His business leadership also projects toward new technological demands. In 2025, it was reported that AES was seeking to replicate in Argentina its generation model for large data centers, supported by the company’s global experience with technology corporations. Genesio argued there that the country has the potential to become a key energy supplier for that type of operation, due to the diversity of available natural resources.

This point connects energy, technology and business strategy. Artificial intelligence, cloud computing and digital services increase the electricity consumption of large facilities. For that reason, a country’s technological competitiveness will increasingly depend on its ability to offer abundant, reliable and sustainable energy. In that debate, Genesio appears as a CEO who does not limit his agenda to the present state of the electricity system, but observes the new forms of global demand.

On the human level, his view of leadership also has defined features. At the 2025 Forbes CEO Summit, he stated that the role of the omnipotent leader had ceased to exist and that current leadership is based on trust, team building and adaptation to change.
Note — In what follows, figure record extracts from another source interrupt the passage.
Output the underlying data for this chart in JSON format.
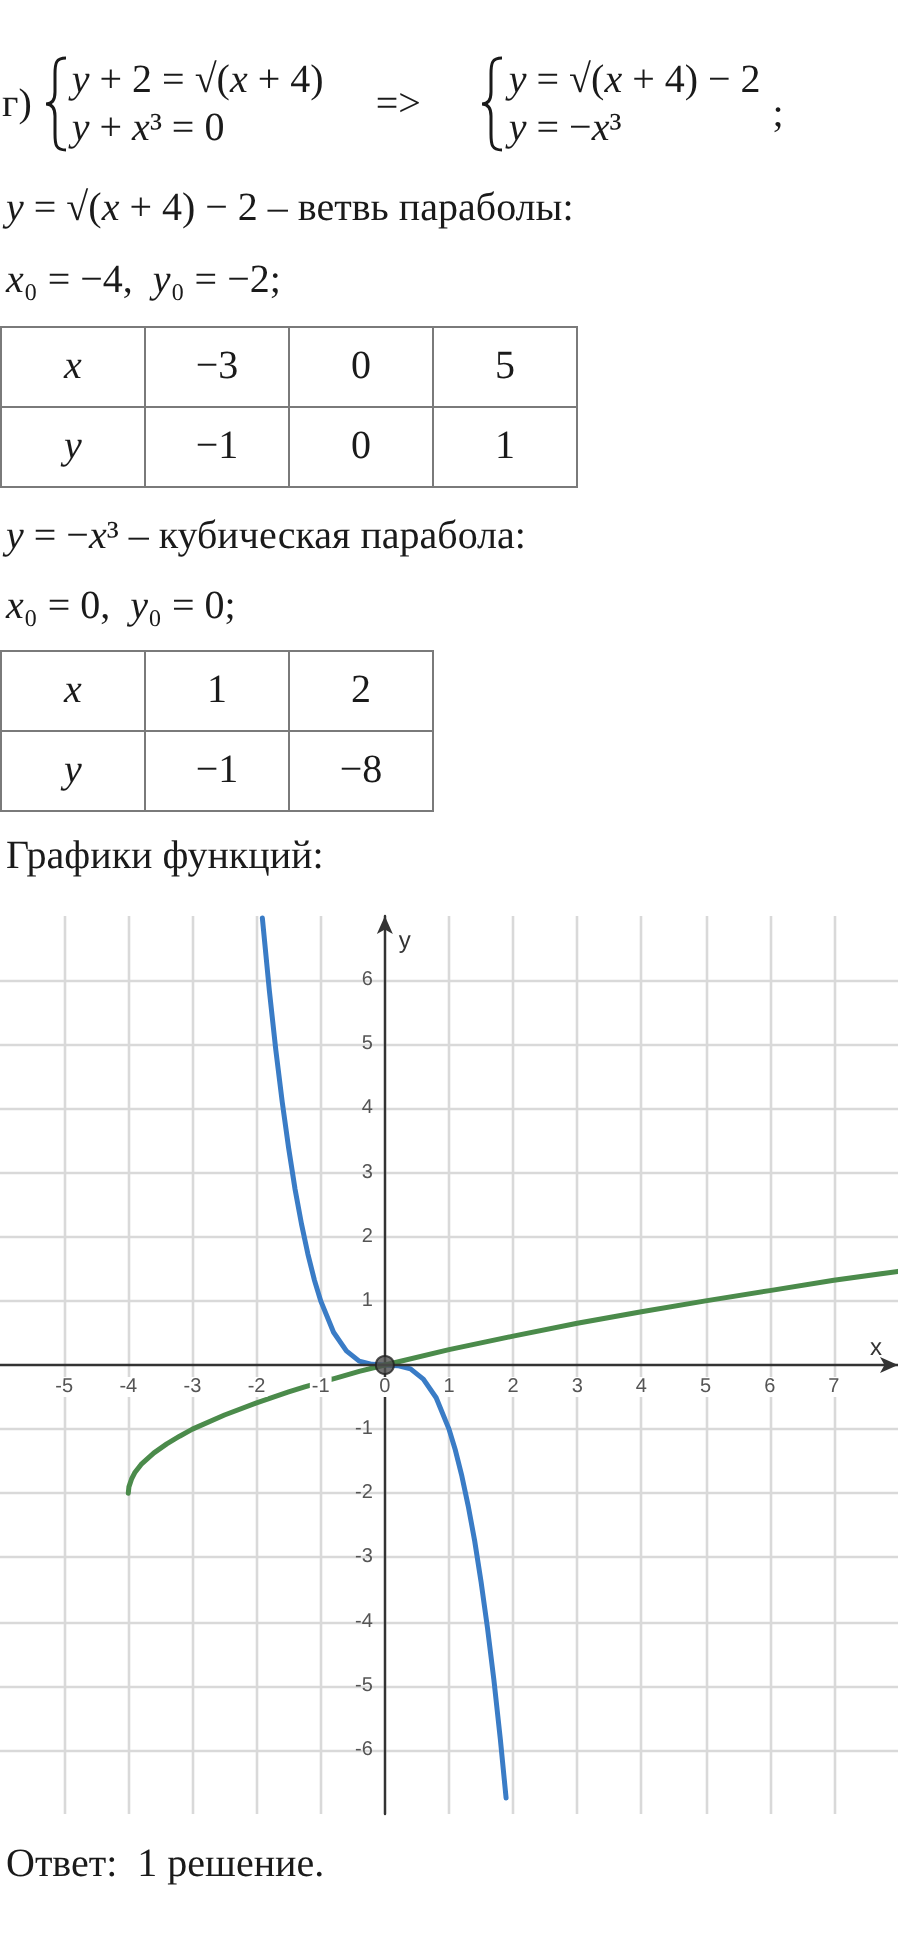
{
  "chart_data": {
    "type": "line",
    "title": "Графики функций:",
    "xlabel": "x",
    "ylabel": "y",
    "annotations": [
      "г)",
      "y + 2 = √(x + 4)",
      "y + x³ = 0",
      "=>",
      "y = √(x + 4) − 2",
      "y = −x³",
      ";",
      "y = √(x + 4) − 2 – ветвь параболы:",
      "x₀ = −4,  y₀ = −2;",
      "x",
      "−3",
      "0",
      "5",
      "y",
      "−1",
      "0",
      "1",
      "y = −x³ – кубическая парабола:",
      "x₀ = 0,  y₀ = 0;",
      "x",
      "1",
      "2",
      "y",
      "−1",
      "−8",
      "Ответ:  1 решение."
    ],
    "xlim": [
      -6,
      8
    ],
    "ylim": [
      -7,
      7
    ],
    "xticks": [
      -5,
      -4,
      -3,
      -2,
      -1,
      0,
      1,
      2,
      3,
      4,
      5,
      6,
      7
    ],
    "yticks": [
      -6,
      -5,
      -4,
      -3,
      -2,
      -1,
      1,
      2,
      3,
      4,
      5,
      6
    ],
    "grid": true,
    "marker": "none",
    "line_style": "solid",
    "series": [
      {
        "color": "#3a7cc6",
        "x": [
          -1.91,
          -1.8,
          -1.7,
          -1.6,
          -1.5,
          -1.4,
          -1.3,
          -1.2,
          -1.1,
          -1,
          -0.8,
          -0.6,
          -0.4,
          -0.2,
          0,
          0.2,
          0.4,
          0.6,
          0.8,
          1,
          1.1,
          1.2,
          1.3,
          1.4,
          1.5,
          1.6,
          1.7,
          1.8,
          1.89
        ],
        "values": [
          6.97,
          5.83,
          4.91,
          4.1,
          3.38,
          2.74,
          2.2,
          1.73,
          1.33,
          1,
          0.51,
          0.22,
          0.06,
          0.01,
          0,
          -0.01,
          -0.06,
          -0.22,
          -0.51,
          -1,
          -1.33,
          -1.73,
          -2.2,
          -2.74,
          -3.38,
          -4.1,
          -4.91,
          -5.83,
          -6.75
        ]
      },
      {
        "color": "#4b8b4b",
        "x": [
          -4,
          -3.99,
          -3.95,
          -3.9,
          -3.8,
          -3.6,
          -3.4,
          -3.2,
          -3,
          -2.5,
          -2,
          -1.5,
          -1.25,
          -0.75,
          -0.4,
          0,
          1,
          2,
          3,
          4,
          5,
          6,
          7,
          8
        ],
        "values": [
          -2,
          -1.9,
          -1.78,
          -1.68,
          -1.55,
          -1.37,
          -1.23,
          -1.11,
          -1,
          -0.78,
          -0.59,
          -0.42,
          -0.34,
          -0.2,
          -0.1,
          0,
          0.24,
          0.45,
          0.65,
          0.83,
          1,
          1.16,
          1.32,
          1.46
        ]
      },
      {
        "type": "scatter",
        "marker": "circle",
        "color": "#4d4d4d",
        "x": [
          0
        ],
        "values": [
          0
        ]
      }
    ]
  }
}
That position aligns with a broader trend in knowledge-intensive companies: authority no longer functions only as hierarchy, but as the ability to coordinate specialized talent. In energy, where engineers, operators, lawyers, economists, plant technicians, environmental specialists and commercial teams coexist, leadership requires translating different languages into a common strategy.

Martín Genesio therefore represents a type of CEO linked to critical infrastructure. His executive value is not limited to the position he holds, but to the articulation between technical knowledge, sector experience, a reading of the Argentine context and the ability to place the company within discussions on energy transition, investment and the country’s productive future.